Token cost-effectiveness (7.5/10): golden-scenarios.md (157 lines, ~1,100 tokens) and plan-update-protocol.md (44 lines, ~310 tokens) were not loaded in typical scenarios. They are on-demand, low-frequency references rather than real waste.

7. Conclusion¶

In this evaluation, the writing-plans skill demonstrates highly consistent 4-Gate execution and precise mode-selection logic. Its substantive pass rate reaches 100% (12/12), and its overall pass rate is 98.5%, compared with 44% for the baseline, a gap of +54.5 percentage points.

Core value:

4-Gate upfront flow: It blocks "start writing a plan for a vague request" (Anti-Pattern #10) at Gate 1, and blocks "run the full Standard flow for a README update" at Gate 2.
Four-label path-verification system: [Existing] / [New] / [Inferred] / [Speculative] makes every path in the plan traceable and removes ghost paths.
Semantic code-block labels: [interface] / [test-assertion] / [command] prevents implementation code from leaking into the plan (Anti-Pattern #2) and keeps the plan at interface-level precision.
Dynamic mode selection: SKIP for documentation changes, STOP for vague requests, and Standard for cross-package feature work. All 3 scenarios chose the correct mode.

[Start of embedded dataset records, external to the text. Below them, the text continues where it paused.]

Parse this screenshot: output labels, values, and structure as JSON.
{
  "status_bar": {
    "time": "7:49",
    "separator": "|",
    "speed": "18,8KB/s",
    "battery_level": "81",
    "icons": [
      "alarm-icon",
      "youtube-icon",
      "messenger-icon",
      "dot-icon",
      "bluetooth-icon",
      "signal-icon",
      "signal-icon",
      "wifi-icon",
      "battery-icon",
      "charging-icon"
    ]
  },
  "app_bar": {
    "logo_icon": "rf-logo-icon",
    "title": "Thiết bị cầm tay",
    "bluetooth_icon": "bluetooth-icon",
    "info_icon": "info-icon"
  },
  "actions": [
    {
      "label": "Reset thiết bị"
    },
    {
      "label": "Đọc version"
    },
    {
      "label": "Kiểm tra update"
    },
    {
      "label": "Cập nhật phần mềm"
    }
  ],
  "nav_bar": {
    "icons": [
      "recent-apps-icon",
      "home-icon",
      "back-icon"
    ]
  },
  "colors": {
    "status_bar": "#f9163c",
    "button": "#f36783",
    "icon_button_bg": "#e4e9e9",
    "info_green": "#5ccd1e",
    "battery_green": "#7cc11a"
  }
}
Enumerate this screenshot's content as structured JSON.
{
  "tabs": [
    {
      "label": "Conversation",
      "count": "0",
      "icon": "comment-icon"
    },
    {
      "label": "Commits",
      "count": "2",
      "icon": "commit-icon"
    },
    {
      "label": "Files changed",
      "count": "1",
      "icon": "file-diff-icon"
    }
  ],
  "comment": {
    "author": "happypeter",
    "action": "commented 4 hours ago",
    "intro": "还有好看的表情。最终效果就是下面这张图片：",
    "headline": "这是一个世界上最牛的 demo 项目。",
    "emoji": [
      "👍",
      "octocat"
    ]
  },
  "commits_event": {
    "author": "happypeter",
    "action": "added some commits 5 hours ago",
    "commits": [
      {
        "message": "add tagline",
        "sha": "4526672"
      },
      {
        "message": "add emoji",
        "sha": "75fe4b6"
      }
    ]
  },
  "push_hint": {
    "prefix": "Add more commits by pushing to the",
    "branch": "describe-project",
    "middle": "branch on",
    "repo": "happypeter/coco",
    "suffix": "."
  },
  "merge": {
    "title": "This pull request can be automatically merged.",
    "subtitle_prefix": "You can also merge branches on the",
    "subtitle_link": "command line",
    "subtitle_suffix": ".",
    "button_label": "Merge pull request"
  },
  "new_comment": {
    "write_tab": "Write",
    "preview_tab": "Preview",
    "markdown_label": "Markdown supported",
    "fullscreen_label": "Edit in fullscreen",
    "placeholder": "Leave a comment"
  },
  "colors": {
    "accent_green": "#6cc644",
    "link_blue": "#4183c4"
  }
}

Main risks and improvement space:

Scenario 2 gap is narrow (+20 pp): when a request is obviously vague, the baseline also tends to ask questions. The skill's differentiated value is in the systematic STOP declaration, D1-D5 question design, and follow-up pipeline, but reviewers can easily overlook that structural value.
C9's line-count limit is too strict: the SKIP scenario needs to show a Gate decision table, which is structured evidence. A 72-line output is reasonable, so the "<=15 lines" assertion would be better replaced with "no full plan body."
Low usage of golden-scenarios.md: this 157-line reference was not actively loaded in any of the 3 test scenarios. SKILL.md should give clearer guidance on when to pull it into the reviewer-loop phase.